Was macht der Drache in unserer Welt?
Klappentext:
Die Bedeutung des Phantastischen in der Gegenwart erschließt sich längst nicht mehr nur über seinen Unterhaltungswert. Phantastik ist nie nur eine bloße Widerspiegelung der uns bekannten Realität, sondern erweitert, unterminiert sie und bringt sie mitunter subversiv ins Wanken. Fantasy – und in einer weiten Fassung die Phantastik, die dann die Science Fiction und den Horror miteinschließt – und das Wissen in, von und über Fantasy können heute nicht allein als ein rein imaginäres Produkt betrachtet werden. Sie brechen vielmehr aus ihrem imaginären Gefängnis über den Brückenkopf des Lesers aus in die intersubjektiv geteilte Wirklichkeit. Ausbruchshelfer sind heute zudem das Digitale und KI-Systeme, mit deren Hilfe das Phantastische sich vielfältig im Alltag platziert und neue Formen ausbildet.
Rezension:
Wenn man von Babys absieht, gibt es wohl niemanden, der nicht schon in irgendeiner Form Phantastik konsumiert hat. Das beginnt schließlich schon mit den Märchen, die das Kind vorgelesen bekommt. Doch endet das Phantastische nicht mit der letzten Seite des Buches oder dem Abspann des Films. Das Wissen, die Informationen aus dem Buch oder Film beeinflussen auch unser reales Leben.
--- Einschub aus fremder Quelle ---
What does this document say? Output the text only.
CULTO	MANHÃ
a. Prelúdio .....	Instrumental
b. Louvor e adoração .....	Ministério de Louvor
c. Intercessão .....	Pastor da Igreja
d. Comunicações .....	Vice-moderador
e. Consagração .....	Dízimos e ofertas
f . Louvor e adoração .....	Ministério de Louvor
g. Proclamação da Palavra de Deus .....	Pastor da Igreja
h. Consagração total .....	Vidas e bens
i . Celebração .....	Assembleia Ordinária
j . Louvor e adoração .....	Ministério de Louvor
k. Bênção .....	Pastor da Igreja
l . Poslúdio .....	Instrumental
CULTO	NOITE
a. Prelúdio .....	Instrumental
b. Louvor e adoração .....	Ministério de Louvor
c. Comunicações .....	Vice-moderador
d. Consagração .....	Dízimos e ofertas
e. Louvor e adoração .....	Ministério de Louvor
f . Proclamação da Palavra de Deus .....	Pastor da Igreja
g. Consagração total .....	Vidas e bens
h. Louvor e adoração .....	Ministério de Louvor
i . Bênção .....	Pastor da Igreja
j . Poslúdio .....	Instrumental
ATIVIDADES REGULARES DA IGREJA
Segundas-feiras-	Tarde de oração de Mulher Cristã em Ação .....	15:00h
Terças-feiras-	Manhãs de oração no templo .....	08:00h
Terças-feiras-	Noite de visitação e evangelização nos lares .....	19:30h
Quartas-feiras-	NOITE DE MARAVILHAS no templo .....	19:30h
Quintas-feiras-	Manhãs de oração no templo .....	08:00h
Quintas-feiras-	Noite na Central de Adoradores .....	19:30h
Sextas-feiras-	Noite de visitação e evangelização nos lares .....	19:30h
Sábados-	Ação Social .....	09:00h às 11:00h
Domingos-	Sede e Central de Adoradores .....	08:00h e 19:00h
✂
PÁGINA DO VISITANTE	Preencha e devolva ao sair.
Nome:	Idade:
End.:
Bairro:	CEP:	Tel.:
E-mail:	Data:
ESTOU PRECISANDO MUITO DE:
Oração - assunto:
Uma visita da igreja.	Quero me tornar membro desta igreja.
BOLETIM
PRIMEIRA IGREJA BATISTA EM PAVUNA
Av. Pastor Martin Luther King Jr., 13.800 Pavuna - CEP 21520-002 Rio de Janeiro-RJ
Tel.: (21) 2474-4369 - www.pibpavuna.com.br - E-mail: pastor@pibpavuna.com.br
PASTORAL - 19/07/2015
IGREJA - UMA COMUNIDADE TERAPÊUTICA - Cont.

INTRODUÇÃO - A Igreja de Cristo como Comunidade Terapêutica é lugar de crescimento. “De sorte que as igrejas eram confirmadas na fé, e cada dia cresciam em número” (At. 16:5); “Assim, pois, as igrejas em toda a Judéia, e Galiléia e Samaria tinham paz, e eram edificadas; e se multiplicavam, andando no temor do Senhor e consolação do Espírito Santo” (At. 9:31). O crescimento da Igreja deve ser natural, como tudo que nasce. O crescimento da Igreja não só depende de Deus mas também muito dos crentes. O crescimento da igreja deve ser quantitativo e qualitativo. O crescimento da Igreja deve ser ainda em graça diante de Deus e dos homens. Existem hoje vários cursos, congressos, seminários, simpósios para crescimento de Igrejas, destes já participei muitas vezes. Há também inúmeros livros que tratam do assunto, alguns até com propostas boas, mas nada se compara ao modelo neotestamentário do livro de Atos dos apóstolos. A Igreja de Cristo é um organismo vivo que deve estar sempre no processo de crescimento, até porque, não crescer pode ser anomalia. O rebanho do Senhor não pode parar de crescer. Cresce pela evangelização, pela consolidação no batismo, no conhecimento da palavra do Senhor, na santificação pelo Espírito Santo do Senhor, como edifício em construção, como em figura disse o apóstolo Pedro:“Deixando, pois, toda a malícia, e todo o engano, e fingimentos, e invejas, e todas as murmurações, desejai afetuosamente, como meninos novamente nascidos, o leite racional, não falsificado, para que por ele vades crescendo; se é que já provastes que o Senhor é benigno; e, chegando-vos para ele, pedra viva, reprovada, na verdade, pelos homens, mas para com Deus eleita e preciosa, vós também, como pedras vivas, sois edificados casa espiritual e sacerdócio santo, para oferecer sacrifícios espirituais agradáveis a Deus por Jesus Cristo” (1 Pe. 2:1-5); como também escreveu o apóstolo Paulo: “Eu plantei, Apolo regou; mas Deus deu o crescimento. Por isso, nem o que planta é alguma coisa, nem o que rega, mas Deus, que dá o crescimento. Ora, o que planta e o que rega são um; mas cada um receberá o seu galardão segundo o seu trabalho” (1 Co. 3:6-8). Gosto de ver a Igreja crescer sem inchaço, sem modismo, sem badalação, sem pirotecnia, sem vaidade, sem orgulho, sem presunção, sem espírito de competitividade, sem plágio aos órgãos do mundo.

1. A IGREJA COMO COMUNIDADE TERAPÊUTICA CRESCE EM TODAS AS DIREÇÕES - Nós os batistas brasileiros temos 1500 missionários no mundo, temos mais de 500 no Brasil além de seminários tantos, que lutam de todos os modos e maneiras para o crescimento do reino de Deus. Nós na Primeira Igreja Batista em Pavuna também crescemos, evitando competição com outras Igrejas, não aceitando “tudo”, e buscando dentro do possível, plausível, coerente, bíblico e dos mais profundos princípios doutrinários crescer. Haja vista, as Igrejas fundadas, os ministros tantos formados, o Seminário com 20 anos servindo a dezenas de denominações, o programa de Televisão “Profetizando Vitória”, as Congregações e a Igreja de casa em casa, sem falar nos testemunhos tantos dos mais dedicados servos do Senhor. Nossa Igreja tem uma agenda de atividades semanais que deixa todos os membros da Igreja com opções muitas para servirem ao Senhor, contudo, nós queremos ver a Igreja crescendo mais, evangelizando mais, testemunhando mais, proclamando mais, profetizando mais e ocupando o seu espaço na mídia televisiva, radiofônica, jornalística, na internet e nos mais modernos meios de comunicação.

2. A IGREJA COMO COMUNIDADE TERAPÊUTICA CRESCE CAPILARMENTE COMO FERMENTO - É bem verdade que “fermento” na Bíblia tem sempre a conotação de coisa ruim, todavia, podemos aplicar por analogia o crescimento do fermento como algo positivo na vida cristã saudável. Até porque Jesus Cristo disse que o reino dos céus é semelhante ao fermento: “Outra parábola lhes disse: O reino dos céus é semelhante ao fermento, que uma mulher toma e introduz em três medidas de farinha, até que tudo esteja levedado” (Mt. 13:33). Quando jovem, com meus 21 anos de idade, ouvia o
Das ist zumindest die These, die Oliver Bidlo, Doktor und Professor, mit diesem Buch beweisen will. Obwohl er gleich zu Beginn selbst erwähnt, dass die Phantastik neben Fantasy auch Science Fiction und Horror umfasst, bezieht er sich überwiegend auf den Fantasy-Bereich. SciFi findet im Weiteren gelegentlich Erwähnung, Horror überhaupt nicht. Der Autor ist der Auffassung, dass populäre Elemente des Genres in unsere reale Alltagswelt hinein wirken. Dabei geht er zurück bis zu der Tatsache, dass bis vor wenigen Jahrhunderten das Übernatürliche von den (meisten) Menschen für durchaus real gehalten wurde und die Trennung zwischen Fantasy und dem Realen erst später im Rahmen der Aufklärung aufkam. Dabei befasst er sich mit dem Umfang, wie Bücher, Filme, Computerspiele und LARPs um phantastische Themen das reale Leben nicht nur der Fans beeinflussen.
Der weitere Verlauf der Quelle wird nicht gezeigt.